Preparation and characterization of poly(propylene fumarate-co-ethylene glycol) hydrogels

Abstract

We describe the preparation and bulk characterization of a cross-linked poly(propylene fumarate-co-ethylene glycol), p(PF-co-EG), hydrogel. Eight block copolymer formulations were made varying four different design parameters including: poly(ethylene glycol) (PEG) molecular weight, poly(propylene fumarate) (PPF) molecular weight, copolymer molecular weight, and ratio of PEG to PPF. Two different cross-linking formulations were also tested, one with a cross-linking monomer and one without. The extent of the cross-linking reaction and the degree of swelling in aqueous solution were determined on copolymer formulations made without a cross-linking monomer. The values of molecular weight between cross-links, M_c ranged from 300 ± 120 to 1190 ± 320 as determined from swelling data (n = 3). The equilibrium volume swelling ratios, Q, varied from 1.5 ± 0.1 to 3.0 ± 0.1. This ratio was found to increase with increasing PEG content in the copolymer and decrease with increasing PPF molecular weight.

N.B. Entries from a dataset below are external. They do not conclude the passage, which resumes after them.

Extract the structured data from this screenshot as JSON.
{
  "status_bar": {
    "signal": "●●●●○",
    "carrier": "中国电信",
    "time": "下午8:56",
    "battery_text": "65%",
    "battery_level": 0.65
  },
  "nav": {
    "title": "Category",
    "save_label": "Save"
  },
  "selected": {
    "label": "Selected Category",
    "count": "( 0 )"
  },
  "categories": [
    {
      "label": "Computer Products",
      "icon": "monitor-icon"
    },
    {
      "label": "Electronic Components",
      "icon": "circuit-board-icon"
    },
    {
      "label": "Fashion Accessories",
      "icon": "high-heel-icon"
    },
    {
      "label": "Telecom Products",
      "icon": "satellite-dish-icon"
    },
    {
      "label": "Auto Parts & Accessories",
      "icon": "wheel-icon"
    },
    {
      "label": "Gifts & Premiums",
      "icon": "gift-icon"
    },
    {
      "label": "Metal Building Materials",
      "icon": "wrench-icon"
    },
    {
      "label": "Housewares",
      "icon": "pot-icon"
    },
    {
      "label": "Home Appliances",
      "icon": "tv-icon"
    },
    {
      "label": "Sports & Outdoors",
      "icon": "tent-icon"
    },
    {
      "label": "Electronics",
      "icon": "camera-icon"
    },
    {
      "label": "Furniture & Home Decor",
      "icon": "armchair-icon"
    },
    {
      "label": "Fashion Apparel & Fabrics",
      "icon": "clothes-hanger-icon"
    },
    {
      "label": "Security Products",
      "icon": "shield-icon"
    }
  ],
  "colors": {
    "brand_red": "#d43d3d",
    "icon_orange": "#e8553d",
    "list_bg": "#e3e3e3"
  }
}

The values for complex dynamic elastic moduli | E^* |, ranged from 0.9 ± 0.2 to 13.1 ± 1.1 MPa for the formulations with the cross-linking monomer, N-vinyl pyrrolidinone (VP) (n = 3). The ultimate tensile stresses on the formulations made with VP ranged from 0.15 ± 0.03 to 1.44 ± 1.06 MPa, and tensile moduli ranged from 1.11 ± 0.20 to 20.66 ± 2.42 MPa (n = 5). All of the mechanical properties increased with increasing PPF molecular weight and decreased with increasing PEG content in the copolymer. These data show that the physical properties of p(PF-co-EG) hydrogels can be tailored for specific applications by altering the material composition.